In steelmaking, tellurium is often regarded as an undesirable trace element. Similar to sulfur (S), Te can adversely affect the magnetic properties of low-carbon or soft steel if present in significant amounts. More critically, tellurium is known to cause intergranular embrittlement, which can significantly reduce the long-term strength and plasticity of steel. This makes Te a harmful element in steel alloys unless specifically introduced for a particular purpose.
Tellurium’s embrittling effect is particularly detrimental in high-temperature alloys used in aerospace applications, where strength and resistance to stress are vital. Therefore, stringent controls are imposed on tellurium content in these materials, typically limiting the amount of Te to less than 0.001%. In some high-performance applications, the Te content is restricted to as low as 1–0.5 ppm to avoid compromising the steel’s properties.
Both cadmium (Cd) and tellurium (Te) have specific industrial applications, but their presence in steel can lead to significant issues if not properly managed.
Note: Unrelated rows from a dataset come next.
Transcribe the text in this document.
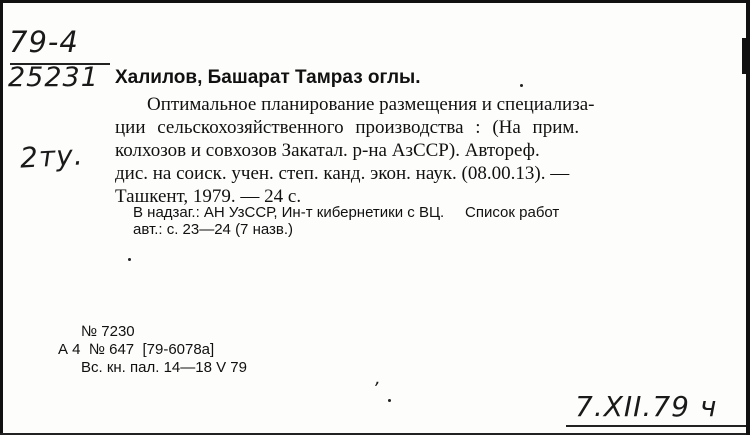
79-4
25231
2ту.
,
Халилов, Башарат Тамраз оглы.
Оптимальное планирование размещения и специализа-
ции сельскохозяйственного производства : (На прим.
колхозов и совхозов Закатал. р-на АзССР). Автореф.
дис. на соиск. учен. степ. канд. экон. наук. (08.00.13). —
Ташкент, 1979. — 24 с.
В надзаг.: АН УзССР, Ин-т кибернетики с ВЦ.     Список работ
авт.: с. 23—24 (7 назв.)
№ 7230
А 4  № 647  [79-6078а]
Вс. кн. пал. 14—18 V 79
7.XII.79 ч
While cadmium is sometimes used for protective coatings, its potential to induce brittleness makes it a harmful element in most steel applications. Tellurium, unless intentionally added for a particular purpose, also poses a risk to the mechanical integrity and magnetic properties of steel, particularly in aerospace-grade materials. Therefore, stringent control of both elements is essential to maintaining steel’s performance and longevity.